Getting started with Amazon Web Services (AWS)

Because many of the datasets that we would like to analyze are already in Amazon's S3, we will use AWS for much of the computations we are doing.

Interacting with AWS

There are several ways to interact with AWS.

The web console

It's a website. You log in and click on buttons.

The command-line interface (CLI)

To install the CLI use pip install awscli or conda install -c conda-forge awscli, or include awscli in your environment configuration (see also documentation about Python package management)

The first time that you use the CLI, you should run:

aws configure

Provide your credentials (ask Ariel for credentials if you don't have these yet). When asked about your preferred region, enter us-east-1 and preferred file format is json.

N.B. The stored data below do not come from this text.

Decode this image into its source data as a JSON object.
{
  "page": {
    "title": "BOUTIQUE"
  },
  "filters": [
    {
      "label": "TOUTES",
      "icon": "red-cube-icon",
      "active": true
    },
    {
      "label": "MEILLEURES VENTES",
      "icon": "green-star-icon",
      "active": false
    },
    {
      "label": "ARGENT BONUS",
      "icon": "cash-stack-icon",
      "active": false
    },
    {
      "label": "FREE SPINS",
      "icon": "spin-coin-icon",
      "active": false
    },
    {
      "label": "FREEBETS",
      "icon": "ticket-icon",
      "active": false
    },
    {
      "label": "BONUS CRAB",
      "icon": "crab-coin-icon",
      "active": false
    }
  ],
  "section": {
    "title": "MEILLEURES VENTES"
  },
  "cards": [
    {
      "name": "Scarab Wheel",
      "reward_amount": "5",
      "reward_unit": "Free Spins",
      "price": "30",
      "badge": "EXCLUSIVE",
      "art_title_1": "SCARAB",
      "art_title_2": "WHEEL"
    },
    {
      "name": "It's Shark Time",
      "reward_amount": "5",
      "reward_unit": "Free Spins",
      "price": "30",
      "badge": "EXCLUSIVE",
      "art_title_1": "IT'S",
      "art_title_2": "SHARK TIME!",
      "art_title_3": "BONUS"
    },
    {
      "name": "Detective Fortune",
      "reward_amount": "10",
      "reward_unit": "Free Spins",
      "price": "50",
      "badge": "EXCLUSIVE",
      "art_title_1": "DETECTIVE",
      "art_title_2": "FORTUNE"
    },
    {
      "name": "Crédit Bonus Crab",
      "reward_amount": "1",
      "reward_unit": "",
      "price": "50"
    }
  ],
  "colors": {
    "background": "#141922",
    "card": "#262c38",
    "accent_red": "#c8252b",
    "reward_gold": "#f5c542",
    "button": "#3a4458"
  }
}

This will create two text files in ~/.aws/credentials and ~/.aws/config. You can look at these files and even edit them, if you feel the need, but the CLI should provide a safe way to do this.

Adding credentials

You will need to add credentials if you want to use multiple profiles in parallel. For example, if you need to access data that is credentialed through the HCP

To add credentials for the HCP project (for example) use:

aws configure --profile hcp

This will add a section to your ~/.aws/credentials file with the access key id and secret access key that you got from the HCP for access to their data. Different credentials give you different priviliges. For example, the HCP credentials will only give you read access to the HCP OpenAccess Amazon S3 Bucket.

Boto3

This is a Python library that allows you to interact with AWS. It is highly useful, but the API can be a bit inconsistent and confusing.

Documentation

S3FS

This library extends Boto3 to provide a much nicer and more efficient interface to data stored in AWS S3.

Documentation

Cloudknot

This library packages Python code for execution on AWS Batch.

Documentation

Jupyterhub

We don't have one yet, but we will.